The game could so easily have fallen apart for newly crowned U.S. Women’s Open champ Na Yeon Choi after she lost her drive far to the left and into the hazard off the 10th tee. For sure, the 24-year-old South Korean seemed to lose focus and confidence after a lengthy discussion with rules officials about where the ball crossed the hazard, a discussion which resulted in her having to return to the tee for what was eventually a triple-bogey eight.
U.S. Women’s Open Champ Na Yeon Choi Takes A Page From Vision54 Playbook
Thanks to fierce determination and support from her Vision54 mental coaches, Na Yeon Choi survives a triple-bogey to win the U.S. Women’s Open.


“That moment maybe I thought I might screw up today, but I thought I needed to fix that,” Choi told reporters about her quick loss of three strokes that briefly whittled her lead down to two over countrywoman and final-round playing partner Amy Yang. “I can do it.”
Thanks to what LPGA Hall of Famer and current NBC analyst Annika Sorenstam called “self-talk,” do it Choi certainly did, as she bounced back from the snowman with a birdie on 11, an improbable par after it appeared she would have to take an unplayable lie from deep fescue on 12. Choi then hit a tee shot on the 189-yard, par-3 13th that flirted with the water but miraculously stayed dry and ended up as a par.
In the end, Choi posted a final-round 1-over 73 for a week-long total of 7-under 281, and a four-stroke win over Yang for her first major title.

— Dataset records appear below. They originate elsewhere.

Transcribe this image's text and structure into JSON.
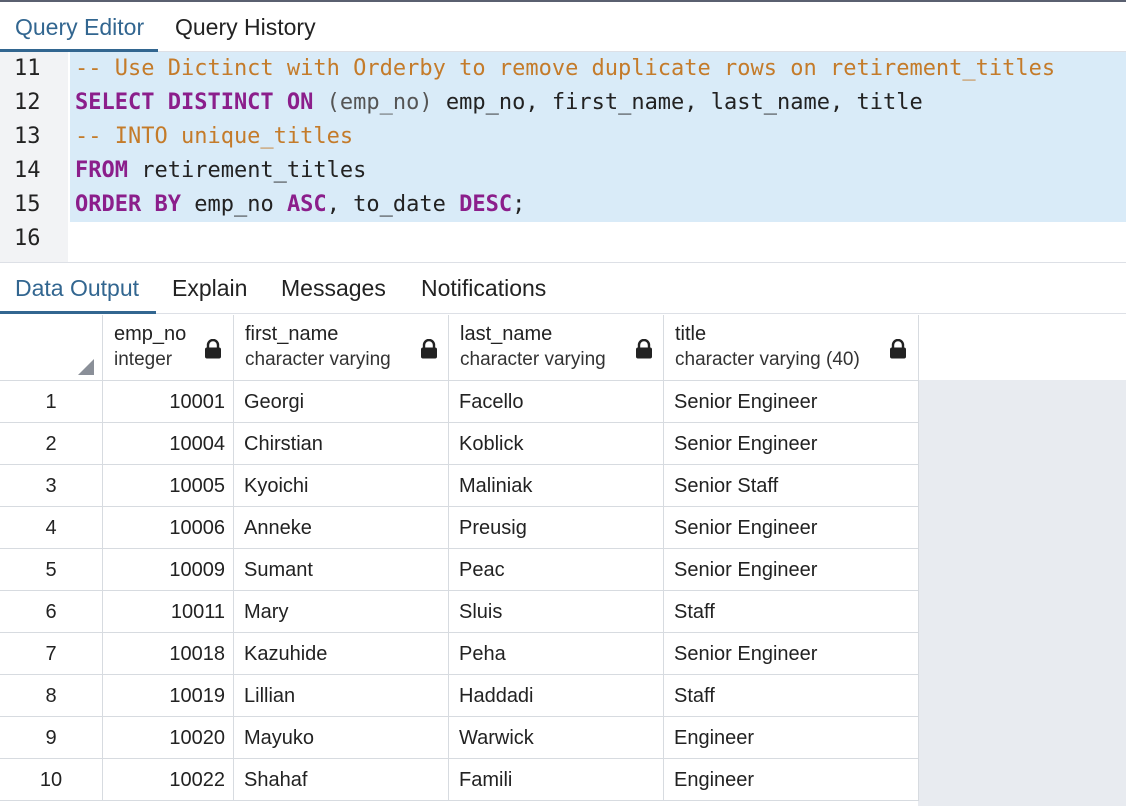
{
  "editor_tabs": [
    {
      "label": "Query Editor",
      "active": true
    },
    {
      "label": "Query History",
      "active": false
    }
  ],
  "editor": {
    "lines": [
      {
        "number": "11",
        "selected": true,
        "tokens": [
          {
            "t": "comment",
            "v": "-- Use Dictinct with Orderby to remove duplicate rows on retirement_titles"
          }
        ]
      },
      {
        "number": "12",
        "selected": true,
        "tokens": [
          {
            "t": "kw",
            "v": "SELECT DISTINCT ON"
          },
          {
            "t": "plain",
            "v": " "
          },
          {
            "t": "paren",
            "v": "(emp_no)"
          },
          {
            "t": "plain",
            "v": " emp_no, first_name, last_name, title"
          }
        ]
      },
      {
        "number": "13",
        "selected": true,
        "tokens": [
          {
            "t": "comment",
            "v": "-- INTO unique_titles"
          }
        ]
      },
      {
        "number": "14",
        "selected": true,
        "tokens": [
          {
            "t": "kw",
            "v": "FROM"
          },
          {
            "t": "plain",
            "v": " retirement_titles"
          }
        ]
      },
      {
        "number": "15",
        "selected": true,
        "tokens": [
          {
            "t": "kw",
            "v": "ORDER BY"
          },
          {
            "t": "plain",
            "v": " emp_no "
          },
          {
            "t": "kw",
            "v": "ASC"
          },
          {
            "t": "plain",
            "v": ", to_date "
          },
          {
            "t": "kw",
            "v": "DESC"
          },
          {
            "t": "plain",
            "v": ";"
          }
        ]
      },
      {
        "number": "16",
        "selected": false,
        "tokens": []
      }
    ]
  },
  "output_tabs": [
    {
      "label": "Data Output",
      "active": true
    },
    {
      "label": "Explain",
      "active": false
    },
    {
      "label": "Messages",
      "active": false
    },
    {
      "label": "Notifications",
      "active": false
    }
  ],
  "table": {
    "columns": [
      {
        "name": "emp_no",
        "type": "integer",
        "icon": "lock-icon"
      },
      {
        "name": "first_name",
        "type": "character varying",
        "icon": "lock-icon"
      },
      {
        "name": "last_name",
        "type": "character varying",
        "icon": "lock-icon"
      },
      {
        "name": "title",
        "type": "character varying (40)",
        "icon": "lock-icon"
      }
    ],
    "rows": [
      [
        "1",
        "10001",
        "Georgi",
        "Facello",
        "Senior Engineer"
      ],
      [
        "2",
        "10004",
        "Chirstian",
        "Koblick",
        "Senior Engineer"
      ],
      [
        "3",
        "10005",
        "Kyoichi",
        "Maliniak",
        "Senior Staff"
      ],
      [
        "4",
        "10006",
        "Anneke",
        "Preusig",
        "Senior Engineer"
      ],
      [
        "5",
        "10009",
        "Sumant",
        "Peac",
        "Senior Engineer"
      ],
      [
        "6",
        "10011",
        "Mary",
        "Sluis",
        "Staff"
      ],
      [
        "7",
        "10018",
        "Kazuhide",
        "Peha",
        "Senior Engineer"
      ],
      [
        "8",
        "10019",
        "Lillian",
        "Haddadi",
        "Staff"
      ],
      [
        "9",
        "10020",
        "Mayuko",
        "Warwick",
        "Engineer"
      ],
      [
        "10",
        "10022",
        "Shahaf",
        "Famili",
        "Engineer"
      ]
    ]
  },
  "colors": {
    "accent": "#326690",
    "selection": "#d9ebf8",
    "keyword": "#8b1e8b",
    "comment": "#c47b2a"
  }
}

After cruising to a 65 in Saturday’s third round and taking a six-shot lead into the last round, however, Sunday’s finale appeared to go off the rails on No. 10, at which point Choi’s resolve came into play.
“I tried to think what I have to do,” said Choi, who decided she would chat with her looper, Shane Joel, about anything but golf. “I started to talk with my caddie about just like what airplane tomorrow, or about the car or about the vacation.”
Choi’s strategy, which included forgetting both bad and good results to stay in the moment and not look forward to a victory she had yet to earn, was straight from the playbook of Pia Nilsson and Lynn Marriott; the Vision54 gurus who have worked with Sorenstam, world No. 1 Yani Tseng, and most recently, Michelle Wie, among other pro golfers.
Indeed, Choi said she had received a text Saturday night from the two, who teach an integrated physical, technical, mental, emotional, and social approach to the game.
“They said I need to have a small goal every day,” Choi said. “And last night they text me...and they say...’you did a good job on third round, but you have to play one more round, so it’s not done.’”
Their advice: focus on each shot for no more than seven seconds, hit the ball, and “switch off” her brain by talking with Joel about “food, anything,” as she walked to the next shot. “I just turn on switch...and maybe focus like 100 percent coming, and then just switch off,” Choi said.
They also counseled Choi to treat Sunday like “just another new day,” she said. “Just do what you can do and just focus on your game and have some small goal before you tee off, and just warm up....So when I read that text message, I had a really good feeling from them, and I have a really good confidence.”
After stretching and hitting a few shots prior to the final round, Choi asked Joel about how he had spent the evening, talked with her swing coach about subjects unrelated to golf, and she was set to go.
“I think the confidence make good results today,” said the 2012 U.S. Women’s Open champion.